Marc Lindenberg

Marc Lindenberg’s long career of public service culminated in his tenure as dean of the Daniel J. Evans School of Public Policy & Governance at the University of Washington from 1998 to 2002.  Prior to joining the school, which had been called the Graduate School of Public Affairs when he was named dean, Dr. Lindenberg served as senior vice president of international development at the Cooperative for Assistance and Relief Everywhere, (CARE USA). There, Lindenberg oversaw more than $400 million in relief and development programs in 36 countries.

Marc Lindenberg first learned about helping others at age 2, when he and his family moved to the Pittsburgh’s historic African-American community, the Hill District (the setting of The Pittsburgh Cycle, a 10-play series by August Wilson, another Pittsburgh transplant who called Seattle home). Lindenberg’s father, Sidney J. Lindenberg, became the executive director position at the Irene Kaufman Settlement, an agency that coordinated services between city, social, and religious organizations; his son felt the imprint for the rest of his life, becoming known for his commitment to humanitarian causes and international relief efforts.

Oscar Arias, a Nobel Peace Laureate and a former president of Costa Rica, praised the dean as “the epitome of a global citizen” shortly before Lindenberg passed away at age 56, in 2002. The same year, the Evans School dedicated the Marc Lindenberg Center for Humanitarian Aid, International Development, & Global Citizenship, where his legacy continues. He was survived by his wife, Cathy Strachan Lindenberg, their son and daughter, his sister Sue McClelland, and their mother, Ruth Ellen Zittel Lindenberg, a social work pioneer in her own right who died in 2004.  

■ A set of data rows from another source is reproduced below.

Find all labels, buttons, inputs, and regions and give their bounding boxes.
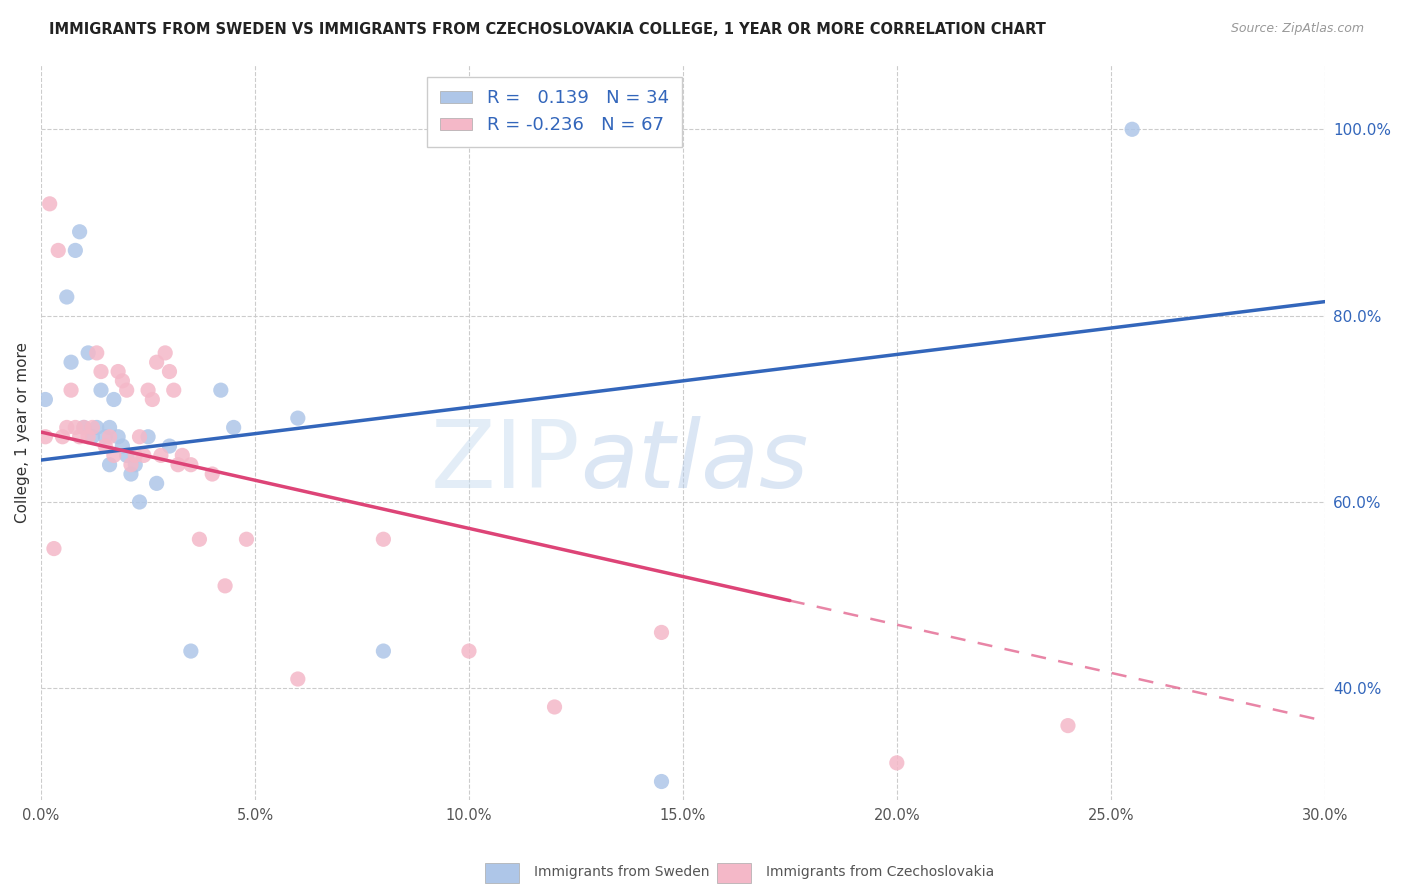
- Y-axis label: College, 1 year or more: College, 1 year or more: [15, 342, 30, 523]
- Point: [235, 533, 257, 547]
- Point: [46, 244, 69, 258]
- Text: Immigrants from Czechoslovakia: Immigrants from Czechoslovakia: [766, 865, 994, 880]
- Point: [98, 420, 121, 434]
- Point: [42, 541, 65, 556]
- Point: [73, 420, 96, 434]
- Point: [209, 383, 232, 397]
- Point: [73, 420, 96, 434]
- Point: [214, 579, 236, 593]
- Point: [159, 439, 181, 453]
- Point: [543, 700, 565, 714]
- Point: [124, 458, 146, 472]
- Point: [94, 430, 117, 444]
- Point: [115, 383, 138, 397]
- Point: [77, 346, 100, 360]
- Point: [650, 625, 672, 640]
- Point: [82, 420, 104, 434]
- Point: [107, 365, 129, 379]
- Point: [34, 392, 56, 407]
- Text: Source: ZipAtlas.com: Source: ZipAtlas.com: [1230, 22, 1364, 36]
- Point: [38, 197, 60, 211]
- Point: [373, 533, 395, 547]
- Point: [90, 365, 112, 379]
- Point: [34, 430, 56, 444]
- Point: [86, 420, 108, 434]
- Point: [136, 383, 159, 397]
- Point: [167, 458, 190, 472]
- Point: [201, 467, 224, 481]
- Point: [287, 672, 309, 686]
- Point: [82, 430, 104, 444]
- Point: [111, 439, 134, 453]
- Point: [145, 476, 167, 491]
- Point: [159, 365, 181, 379]
- Point: [55, 420, 77, 434]
- Point: [60, 383, 83, 397]
- Point: [1121, 122, 1143, 136]
- Point: [69, 430, 91, 444]
- Text: atlas: atlas: [581, 416, 808, 507]
- Point: [149, 449, 172, 463]
- Point: [55, 290, 77, 304]
- Point: [120, 467, 142, 481]
- Text: ZIP: ZIP: [430, 416, 581, 508]
- Point: [65, 420, 87, 434]
- Point: [60, 355, 83, 369]
- Point: [128, 430, 150, 444]
- Point: [98, 430, 121, 444]
- Point: [287, 411, 309, 425]
- Point: [103, 392, 125, 407]
- Point: [145, 355, 167, 369]
- Point: [103, 449, 125, 463]
- Point: [188, 533, 211, 547]
- Point: [153, 346, 176, 360]
- Point: [373, 644, 395, 658]
- Point: [124, 449, 146, 463]
- Point: [172, 449, 194, 463]
- Point: [69, 225, 91, 239]
- Point: [128, 495, 150, 509]
- Point: [51, 430, 73, 444]
- Point: [136, 430, 159, 444]
- Point: [222, 420, 245, 434]
- Point: [94, 439, 117, 453]
- Point: [120, 458, 142, 472]
- Point: [111, 374, 134, 388]
- Text: IMMIGRANTS FROM SWEDEN VS IMMIGRANTS FROM CZECHOSLOVAKIA COLLEGE, 1 YEAR OR MORE: IMMIGRANTS FROM SWEDEN VS IMMIGRANTS FRO…: [49, 22, 1046, 37]
- Point: [886, 756, 908, 770]
- Point: [650, 774, 672, 789]
- Point: [163, 383, 186, 397]
- Point: [115, 449, 138, 463]
- Point: [65, 244, 87, 258]
- Point: [132, 449, 155, 463]
- Text: Immigrants from Sweden: Immigrants from Sweden: [534, 865, 710, 880]
- Point: [90, 383, 112, 397]
- Point: [77, 430, 100, 444]
- Legend: R =   0.139   N = 34, R = -0.236   N = 67: R = 0.139 N = 34, R = -0.236 N = 67: [427, 77, 682, 147]
- Point: [180, 644, 202, 658]
- Point: [458, 644, 481, 658]
- Point: [141, 392, 163, 407]
- Point: [86, 346, 108, 360]
- Point: [107, 430, 129, 444]
- Point: [180, 458, 202, 472]
- Point: [1057, 718, 1080, 732]
- Point: [98, 458, 121, 472]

Lindenberg, who was born in Chicago in 1945, divided his career between international development organizations and the academic world. In addition to his time at the UW, he taught and researched at the John F. Kennedy School of Government at Harvard University and served as dean of the Instituto Centroamericano de Administración de Empresas (INCAE), a Harvard-affiliated business school in Costa Rica and Nicaragua. He also served on the boards of Oxfam America and the Desmond Tutu Peace Foundation, advised U.S. President Jimmy Carter and United Nations Secretary-General Kofi Annan, and planned strategy for the Gates Foundation and World Bank. His final book, Going Global: Transforming Relief and Development NGOs (2001), was nominated for numerous awards and prizes.

Upon Lindenberg’s death, UW President Richard L. McCormick summarized the dean’s contributions to the school.

“When he came to University of Washington, he brought a new way for a university to engage world problems, and it affected and influenced all of us.” 

The Daniel J. Evans School of Public Policy & Governance at the University of Washington is proud of the service of its faculty, past and present.